Mit großen Schritten aus dem Tabellenkeller: Heimstetten (1:0-Torschütze Meriton Vrenezi; rot) geht als Neunter ins Wochenende.
Mit großen Schritten aus dem Tabellenkeller: Heimstetten (1:0-Torschütze Meriton Vrenezi; rot) geht als Neunter ins Wochenende. – Foto: Dieter Michalek

Heimstetten bezwingt Schwergewicht Schweinfurt 3:2

Schmitt-Team 60 Minuten in Überzahl - Spezialist für ungeschlagene Spitzenklubs

Der SV Heimstetten entwickelt sich in der Regionalliga zum Spezialisten für noch ungeschlagene Spitzenklubs aus dem Norden: Eine Woche nach dem 5:2 über Aschaffenburg holte der SVH am Freitagabend einen noch überraschenderen 3:2-Heimerfolg gegen den 1. FC Schweinfurt – Saisonsieg Nummer zwei im fünften Spiel für die Elf von Trainer Christoph Schmitt.

Heimstetten
3:2
Schweinfurt

Heimstetten – Bei drückenden Temperaturen begann die Partie mit einigen nett anzuschauenden Ballstafetten des SVH, ehe die Gastgeber schon nach neun Minuten zu einem ersten Wechsel gezwungen waren. Für den verletzten Linksverteidiger Sandro Sengersdorf kam Alexis Fambo ins Spiel. Der Spezl von Bayern-Profi Alphonso Davies hatte sich auf dem Rasen kaum akklimatisiert, da durfte er schon mit seinen Teamkollegen den ersten Treffer bejubeln. Nach einem Steilpass auf der linken Seite hatte Meriton Vrenezi die Kugel gefühlvoll über den Torwart hinweg in den Winkel geschnibbelt – zum 1:0.
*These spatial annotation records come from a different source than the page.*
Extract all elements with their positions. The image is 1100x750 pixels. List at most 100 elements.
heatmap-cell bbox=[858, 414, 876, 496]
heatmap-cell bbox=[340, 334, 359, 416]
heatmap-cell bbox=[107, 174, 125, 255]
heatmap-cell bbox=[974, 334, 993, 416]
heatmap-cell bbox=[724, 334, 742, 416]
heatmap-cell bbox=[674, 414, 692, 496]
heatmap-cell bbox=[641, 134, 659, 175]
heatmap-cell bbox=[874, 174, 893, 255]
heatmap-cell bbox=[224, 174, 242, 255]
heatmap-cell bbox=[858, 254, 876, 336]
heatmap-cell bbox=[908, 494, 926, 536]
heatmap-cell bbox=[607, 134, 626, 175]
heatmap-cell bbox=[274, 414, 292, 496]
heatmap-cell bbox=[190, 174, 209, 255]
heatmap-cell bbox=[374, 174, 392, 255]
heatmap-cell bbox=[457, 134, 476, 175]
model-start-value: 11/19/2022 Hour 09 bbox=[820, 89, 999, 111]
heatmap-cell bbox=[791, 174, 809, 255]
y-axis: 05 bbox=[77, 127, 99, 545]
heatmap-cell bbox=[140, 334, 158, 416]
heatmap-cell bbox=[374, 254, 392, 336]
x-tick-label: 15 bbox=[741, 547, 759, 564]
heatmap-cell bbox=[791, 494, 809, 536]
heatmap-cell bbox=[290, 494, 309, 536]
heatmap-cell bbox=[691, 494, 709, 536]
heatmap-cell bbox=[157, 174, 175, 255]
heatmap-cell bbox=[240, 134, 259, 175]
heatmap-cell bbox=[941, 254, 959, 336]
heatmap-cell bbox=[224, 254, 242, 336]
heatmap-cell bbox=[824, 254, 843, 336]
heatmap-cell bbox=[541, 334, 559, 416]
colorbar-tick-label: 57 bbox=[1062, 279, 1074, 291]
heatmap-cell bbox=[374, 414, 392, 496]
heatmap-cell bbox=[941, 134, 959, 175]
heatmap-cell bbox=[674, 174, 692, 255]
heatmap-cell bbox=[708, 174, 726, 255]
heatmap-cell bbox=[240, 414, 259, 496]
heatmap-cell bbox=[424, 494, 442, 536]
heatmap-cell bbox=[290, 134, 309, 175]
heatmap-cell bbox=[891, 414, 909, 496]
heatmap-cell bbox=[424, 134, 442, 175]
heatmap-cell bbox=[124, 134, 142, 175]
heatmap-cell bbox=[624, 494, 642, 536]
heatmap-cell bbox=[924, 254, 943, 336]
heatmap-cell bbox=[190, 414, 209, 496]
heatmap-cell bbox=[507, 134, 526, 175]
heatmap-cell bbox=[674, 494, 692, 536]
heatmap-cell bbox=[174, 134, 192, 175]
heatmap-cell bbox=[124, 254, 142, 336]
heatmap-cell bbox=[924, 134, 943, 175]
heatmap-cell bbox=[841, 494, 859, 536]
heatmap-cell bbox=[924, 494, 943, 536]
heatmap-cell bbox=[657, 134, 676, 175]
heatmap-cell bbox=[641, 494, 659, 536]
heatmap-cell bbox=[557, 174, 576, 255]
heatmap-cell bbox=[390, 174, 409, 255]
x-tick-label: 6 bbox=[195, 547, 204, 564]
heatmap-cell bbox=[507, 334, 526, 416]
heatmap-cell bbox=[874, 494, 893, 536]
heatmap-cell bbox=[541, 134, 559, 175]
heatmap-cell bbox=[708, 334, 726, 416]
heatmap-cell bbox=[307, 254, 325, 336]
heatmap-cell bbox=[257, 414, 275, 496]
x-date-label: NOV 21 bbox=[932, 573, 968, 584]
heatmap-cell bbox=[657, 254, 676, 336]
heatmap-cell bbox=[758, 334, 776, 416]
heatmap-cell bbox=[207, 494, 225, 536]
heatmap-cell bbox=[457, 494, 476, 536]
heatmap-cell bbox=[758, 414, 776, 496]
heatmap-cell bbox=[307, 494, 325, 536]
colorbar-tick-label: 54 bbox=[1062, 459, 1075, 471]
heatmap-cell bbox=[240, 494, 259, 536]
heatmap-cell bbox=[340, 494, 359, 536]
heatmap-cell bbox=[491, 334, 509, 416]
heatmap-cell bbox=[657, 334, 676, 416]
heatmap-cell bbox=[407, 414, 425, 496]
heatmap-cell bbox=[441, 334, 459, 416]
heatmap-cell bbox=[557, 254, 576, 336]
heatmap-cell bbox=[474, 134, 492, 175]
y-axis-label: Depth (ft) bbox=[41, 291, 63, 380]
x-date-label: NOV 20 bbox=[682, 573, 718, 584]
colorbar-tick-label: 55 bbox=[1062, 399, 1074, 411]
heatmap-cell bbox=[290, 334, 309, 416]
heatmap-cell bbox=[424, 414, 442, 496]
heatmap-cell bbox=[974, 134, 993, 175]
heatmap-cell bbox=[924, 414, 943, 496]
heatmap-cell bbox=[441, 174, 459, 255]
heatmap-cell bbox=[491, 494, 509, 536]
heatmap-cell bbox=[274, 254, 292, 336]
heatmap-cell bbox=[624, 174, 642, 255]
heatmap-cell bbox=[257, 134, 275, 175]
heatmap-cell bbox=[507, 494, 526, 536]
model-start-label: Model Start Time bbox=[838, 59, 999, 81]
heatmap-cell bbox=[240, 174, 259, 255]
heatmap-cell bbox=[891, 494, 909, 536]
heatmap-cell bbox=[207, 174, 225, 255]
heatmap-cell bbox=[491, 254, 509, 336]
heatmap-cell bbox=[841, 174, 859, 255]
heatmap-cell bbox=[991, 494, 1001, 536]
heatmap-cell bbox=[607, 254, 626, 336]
Der wie gewohnt lautstarke Fanklub der Hoaschdenga Buam auf der Tribüne lag noch mitten im Freudentaumel, da hätte es beinahe auch auf der anderen Seite geklingelt. Doch bei einem flachen Drehschuss von Schweinfurts Malik McLemore tauchte der 34-jährige SVH-Keeper Maximilian Riedmüller flinker zu Boden als jeder Tipp-Kick-Torwart und bewahrte seine Mannschaft per Glanztat vor dem Ausgleich.

Nach einer halben Stunde folgte der nächste Aufreger – nach dem nächsten Heimstettner Steilpass. Dessen Adressat Emre Tunc wurde von zwei Gegnern in die Zange genommen, was Schiedsrichter Andreas Hummel als Notbremse wertete und Innenverteidiger Lucas Zeller den roten Karton entgegenstreckte. Nun war der SVH sowohl nach Toren als auch von der Mannstärke her im Vorteil – allein dem Spiel merkte man das zunächst nicht an. So plätscherte die Partie bis zur Pause und auch zu Beginn der zweiten Hälfte weitgehend ereignisarm vor sich hin, was den Platzherren freilich nicht unrecht war.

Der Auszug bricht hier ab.